On Thu, Sep 16, 2021 at 12:41:20PM +0200, Richard Biener wrote:
> On Thu, 16 Sep 2021, Jakub Jelinek wrote:
> 
> > On Thu, Sep 16, 2021 at 11:48:49AM +0200, Richard Biener via Gcc-patches 
> > wrote:
> > > 2021-09-16  Richard Biener  <rguent...@suse.de>
> > > 
> > >   PR middle-end/102360
> > >   * internal-fn.c (expand_DEFERRED_INIT): Make pattern-init
> > >   of non-memory more robust.
> > > 
> > >   * g++.dg/pr102360.C: New testcase.
> > > +   if (can_native_interpret_type_p (var_type))

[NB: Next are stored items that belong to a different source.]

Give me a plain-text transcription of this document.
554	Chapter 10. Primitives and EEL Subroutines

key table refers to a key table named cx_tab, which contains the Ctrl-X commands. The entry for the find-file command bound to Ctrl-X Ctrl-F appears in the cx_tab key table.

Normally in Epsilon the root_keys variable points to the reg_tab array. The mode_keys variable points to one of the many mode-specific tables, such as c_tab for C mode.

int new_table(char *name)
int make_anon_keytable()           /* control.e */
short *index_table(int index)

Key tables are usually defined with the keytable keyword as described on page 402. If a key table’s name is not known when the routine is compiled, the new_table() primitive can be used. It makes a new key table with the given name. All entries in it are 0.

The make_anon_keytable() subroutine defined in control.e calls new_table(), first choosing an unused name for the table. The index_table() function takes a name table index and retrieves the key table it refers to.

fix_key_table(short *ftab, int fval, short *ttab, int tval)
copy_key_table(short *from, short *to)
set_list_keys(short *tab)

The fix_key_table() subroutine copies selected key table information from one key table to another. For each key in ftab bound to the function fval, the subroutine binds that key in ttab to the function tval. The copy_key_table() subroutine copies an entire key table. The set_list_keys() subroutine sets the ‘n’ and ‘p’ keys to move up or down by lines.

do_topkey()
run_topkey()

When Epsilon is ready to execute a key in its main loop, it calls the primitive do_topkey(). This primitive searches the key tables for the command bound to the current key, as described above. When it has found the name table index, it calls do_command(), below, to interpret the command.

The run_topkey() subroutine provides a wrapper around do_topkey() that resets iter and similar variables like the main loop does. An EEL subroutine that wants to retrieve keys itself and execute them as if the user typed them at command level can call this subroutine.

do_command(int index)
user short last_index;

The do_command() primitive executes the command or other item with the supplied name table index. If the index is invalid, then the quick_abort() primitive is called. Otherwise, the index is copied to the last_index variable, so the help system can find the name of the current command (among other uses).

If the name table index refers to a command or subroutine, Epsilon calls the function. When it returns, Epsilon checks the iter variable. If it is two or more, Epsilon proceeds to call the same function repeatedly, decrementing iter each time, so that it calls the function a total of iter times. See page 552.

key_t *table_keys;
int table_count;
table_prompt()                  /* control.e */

> > > +     init = native_interpret_expr (var_type, buf, total_bytes);
> > > +   else
> > > +     {
> > > +       tree itype = build_nonstandard_integer_type (total_bytes * 8, 1);
> > 
> > Shouldn't that 8 be BITS_PER_UNIT ?
> > I know we have tons of problems with BITS_PER_UNIT is not 8, but adding
> > further ones is unnecessary.
> 
> Well, a byte is 8 bits and we do
> 
>       unsigned HOST_WIDE_INT total_bytes
>         = tree_to_uhwi (TYPE_SIZE_UNIT (var_type));
> 
>       if (init_type == AUTO_INIT_PATTERN)
>         {
>           unsigned char *buf = (unsigned char *) xmalloc (total_bytes);
>           memset (buf, INIT_PATTERN_VALUE, total_bytes);
> 
> and thus mix host and target here.  I suppose it should be instead
> 
>    unsigned HOST_WIDE_INT total_bytes
>      = tree_to_uhwi (TYPE_SIZE (var_type)) / (BITS_PER_UNIT / 8);
> 
> or so...  in this light * 8 for the build_nonstandard_integer_type
> use is correct, no?  If total_bytes is really _bytes_.

Typically for the native_interpret/native_encode we punt if
BITS_PER_UNIT != 8 || CHAR_BIT != 8 because nobody had the energy
to deal with the weird platforms (especially if we have currently
none, I believe dsp16xx that had 16-bit bytes had been removed in 4.0
and c4x that had 32-bit bytes had been removed in 4.3)
- dunno if the DEFERRED_INIT etc. code has those guards or not
and it clearly documents that this code is not ready for other
configurations.
A byte is not necessarily 8 bits, that is just the most common
size for it, and TYPE_SIZE_UNIT is number of BITS_PER_UNIT bit units.